A student is preparing for an upcoming exam. The professor for the course has given the class 30 questions to study from and plans to select 10 of the questions for use on the actual exam. Suppose that the student knows how to solve 25 of the 30 questions.
a) What is the probability that the student will get perfect on the test?
b) What is the probability that the student will get at least 8 questions correct on the test?

So let the event A be the event that a question will be on the test and B be the event that i know how to answer it.
So P(A) = 10/30 and P(B) = 25/30
Now probability that a question will be on the test and i know how to solve it is P(AandB) = (10/30)*(25/30). Is this correct?
If not why?
Also please make sure that you demonstrate how in the proper way, you can easily assert that the probability of getting less then 5 questions right is zero since if by chance 5 of the questions choosen by the professor where the five that i dont know how to solve, i still know how to solve the remaining 25 questions.
Thanks for your help.
 A: Your calculation helps for calculating the expected number of correct answers: you have found that the probability a particular sample question both is in the test and is answered correctly is $5/18$ (assuming independence).  There are $30$ sample questions so the expected number of correct answers is $30 \times 5/18 = 25/3$, just over $8$.

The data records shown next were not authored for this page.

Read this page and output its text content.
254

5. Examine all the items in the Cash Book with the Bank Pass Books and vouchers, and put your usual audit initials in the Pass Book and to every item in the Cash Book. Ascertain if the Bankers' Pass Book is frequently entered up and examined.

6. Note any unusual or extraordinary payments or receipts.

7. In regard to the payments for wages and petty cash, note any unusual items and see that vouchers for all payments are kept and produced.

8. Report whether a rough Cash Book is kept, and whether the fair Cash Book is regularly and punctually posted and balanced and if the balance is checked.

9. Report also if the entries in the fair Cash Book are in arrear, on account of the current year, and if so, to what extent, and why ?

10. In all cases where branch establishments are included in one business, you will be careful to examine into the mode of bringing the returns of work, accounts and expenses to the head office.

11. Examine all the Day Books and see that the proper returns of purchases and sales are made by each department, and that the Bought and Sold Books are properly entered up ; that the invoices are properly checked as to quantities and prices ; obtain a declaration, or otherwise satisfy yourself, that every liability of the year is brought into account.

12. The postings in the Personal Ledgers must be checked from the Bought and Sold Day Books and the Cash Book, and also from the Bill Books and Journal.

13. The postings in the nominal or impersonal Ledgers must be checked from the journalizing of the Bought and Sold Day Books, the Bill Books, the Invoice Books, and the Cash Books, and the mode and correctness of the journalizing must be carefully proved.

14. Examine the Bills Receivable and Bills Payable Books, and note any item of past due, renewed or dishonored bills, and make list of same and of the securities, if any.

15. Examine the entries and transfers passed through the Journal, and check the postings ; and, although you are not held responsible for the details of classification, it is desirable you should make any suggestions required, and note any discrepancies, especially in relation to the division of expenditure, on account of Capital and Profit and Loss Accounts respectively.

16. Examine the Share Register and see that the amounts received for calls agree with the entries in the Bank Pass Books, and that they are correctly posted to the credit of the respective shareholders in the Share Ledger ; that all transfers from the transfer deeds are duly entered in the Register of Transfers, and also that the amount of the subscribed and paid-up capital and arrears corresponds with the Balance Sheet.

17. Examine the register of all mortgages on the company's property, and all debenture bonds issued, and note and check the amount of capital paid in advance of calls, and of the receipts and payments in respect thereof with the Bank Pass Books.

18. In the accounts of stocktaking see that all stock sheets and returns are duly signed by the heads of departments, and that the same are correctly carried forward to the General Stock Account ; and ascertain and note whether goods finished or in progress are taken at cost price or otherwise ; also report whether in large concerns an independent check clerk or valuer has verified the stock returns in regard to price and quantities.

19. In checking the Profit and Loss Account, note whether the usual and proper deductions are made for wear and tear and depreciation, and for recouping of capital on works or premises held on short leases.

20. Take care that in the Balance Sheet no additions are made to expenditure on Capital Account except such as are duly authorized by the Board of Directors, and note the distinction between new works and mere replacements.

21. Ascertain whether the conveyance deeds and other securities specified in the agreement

This does not really help with the questions you actually posed about the probability of given number of correct answers, except as a check.
Instead you need to use something like counting or binomial methods.  So the probability the first test question comes from the $25$ revised is $\frac{25}{30}$; if it does, then the probability the second test question comes from comes from the other $24$ revised is $\frac{24}{29}$, and so on down to the tenth test question with probability $\frac{16}{21}$.  Multiply these together and you get ${25 \choose 10} /{30 \choose 10}$.  The others are similar, but you also need to take into account that various orders of revised and unrevised questions are possible.